Better to approach the Futurians obliquely than head on. The New Zealand art-punk sludge screamers feature members of Dick the Phone and Armpit, as well as Clayton Noone, the fellow behind the venerable CJA project. While this list of names isn’t particularly revealing, it’s somewhat comforting, certainly better than confronting the Futurians’ wall of sound.
Over the course of “Hybrid Rock,” the distortion rarely abates, the vocals stay set on shriek, guitars meld with feedback, and ruined synthesizers devour the tape with their death throes. All the while, below the chaos, a damn good band is playing. The basslines routinely hook, the riffs drag cro-magnon-heavy, and savage, stoned Kraut-tinged beats blare. The structure eludes the standard song—instead stumbling or sleeping, unconcerned or hostile to form—but the punk inspiration remains. Of course, the punk ethos should lend itself to something like this: a recycling of broken machinery, a paean to obsolete machinery, a valorization of the left behind. Now that third graders sport Target-bought Green Day shirts, power chord chugging needs an overhaul.

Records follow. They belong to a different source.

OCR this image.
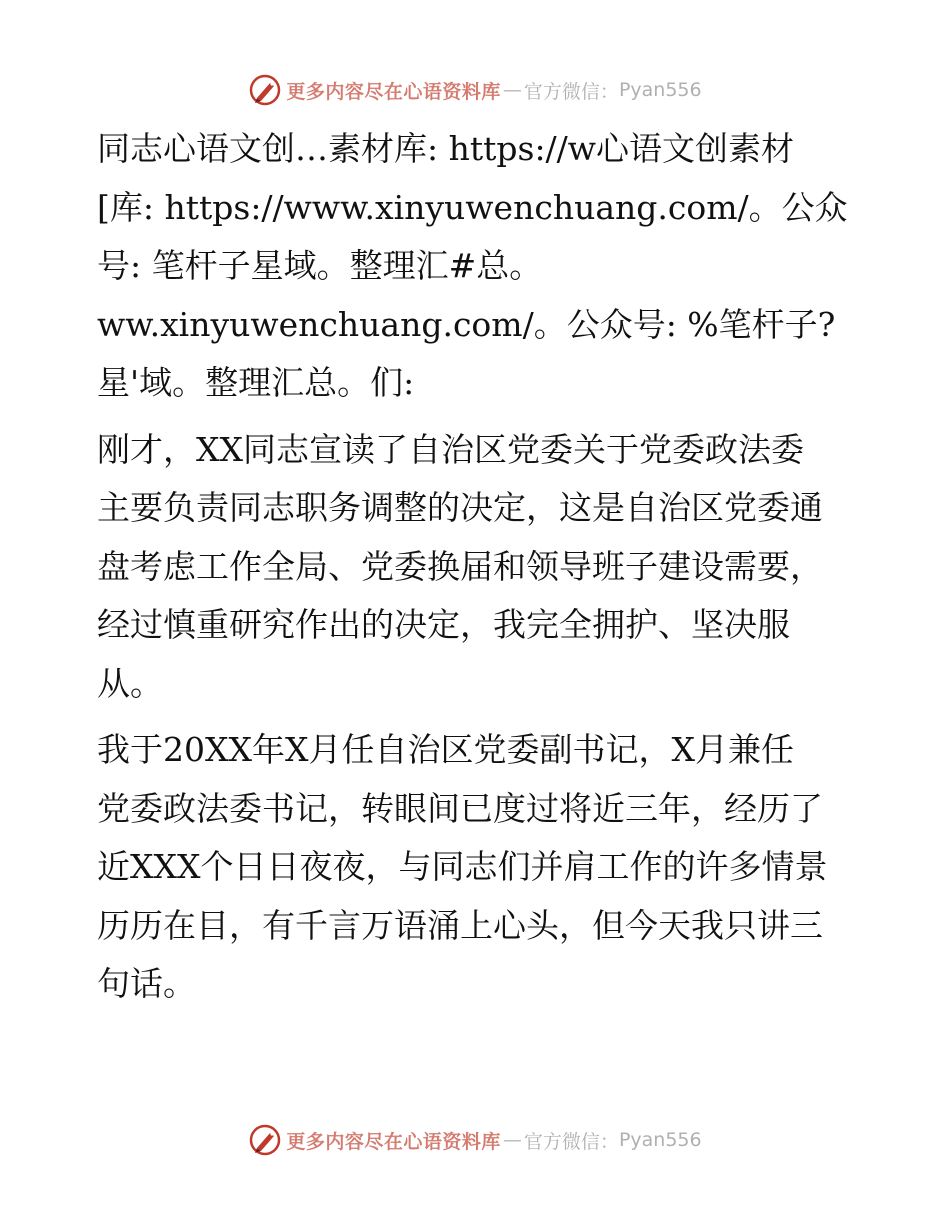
更多内容尽在心语资料库 — 官方微信： Pyan556
同志心语文创…素材库: https://w心语文创素材
[库: https://www.xinyuwenchuang.com/。公众
号: 笔杆子星域。整理汇#总。
ww.xinyuwenchuang.com/。公众号: %笔杆子?
星'域。整理汇总。们:
刚才，XX同志宣读了自治区党委关于党委政法委
主要负责同志职务调整的决定，这是自治区党委通
盘考虑工作全局、党委换届和领导班子建设需要，
经过慎重研究作出的决定，我完全拥护、坚决服
从。
我于20XX年X月任自治区党委副书记，X月兼任
党委政法委书记，转眼间已度过将近三年，经历了
近XXX个日日夜夜，与同志们并肩工作的许多情景
历历在目，有千言万语涌上心头，但今天我只讲三
句话。
更多内容尽在心语资料库 — 官方微信： Pyan556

The Futurians supply the missing link between punk rockers and noise kids. Most of the time, the rock standard lags behind the noise, as shouts barely surface through the din and fierce beats make mere ripples, but occasional gaps in the scuzz open. Then, as ringing ears await the return of havoc, the Futurians’s snarling rock sounds positively angelic, the eye of balladry in the storm. That’s relativity for you, and also conclusive proof that “Hybrid Rock” rules.
[Old Gold, 2006]
Evolution moves slow. It affects ugly, bottom-dwelling creatures. It results in slightly different ugly, bottom-dwelling creatures. Such thoughts come to mind during “Floorbored,” as decaying rhythmic static mutate into similar patterns of decaying rhythmic static. The slowness don’t hurt. When one begins to believe in stasis, in the impossibility of change, a slight shift feels like a revolution, and a transformation a miracle.
Though “Floorbored” credits bells, amplified roomsound, human breath, and an effects rack in its creation, I’d wager the effects rack is responsible for the majority of the gross, bleating sections dotting the c60. While gross and bleating don’t mean bad in this bizarro world, “Floorbored” demands endurance. Luckily, endurance is repaid, at least for the listener with the stomach for this sort of thing. For “Floorbored” occupies a niche within a niche: long-form death drone.
Don’t get the wrong impression: many of these grimy, glacial passages are well worth the effort. And each, despite the charcoal of the sound palate, sounds distinct. Avett delivers difference within his more-of-the-same. Plus not every passage is so unrelenting. Some breaks include: chimes warped into tinny, warbly grotesquerie and comatose room rumblings littered with lonely, water-drop bell tones.
But the tape hinges on long stretches of straight ugly. For fans of the more esoteric John Olson stuff and the entire Animal disguise catalogue, this should perk the ears. The rest of us need a smaller dose.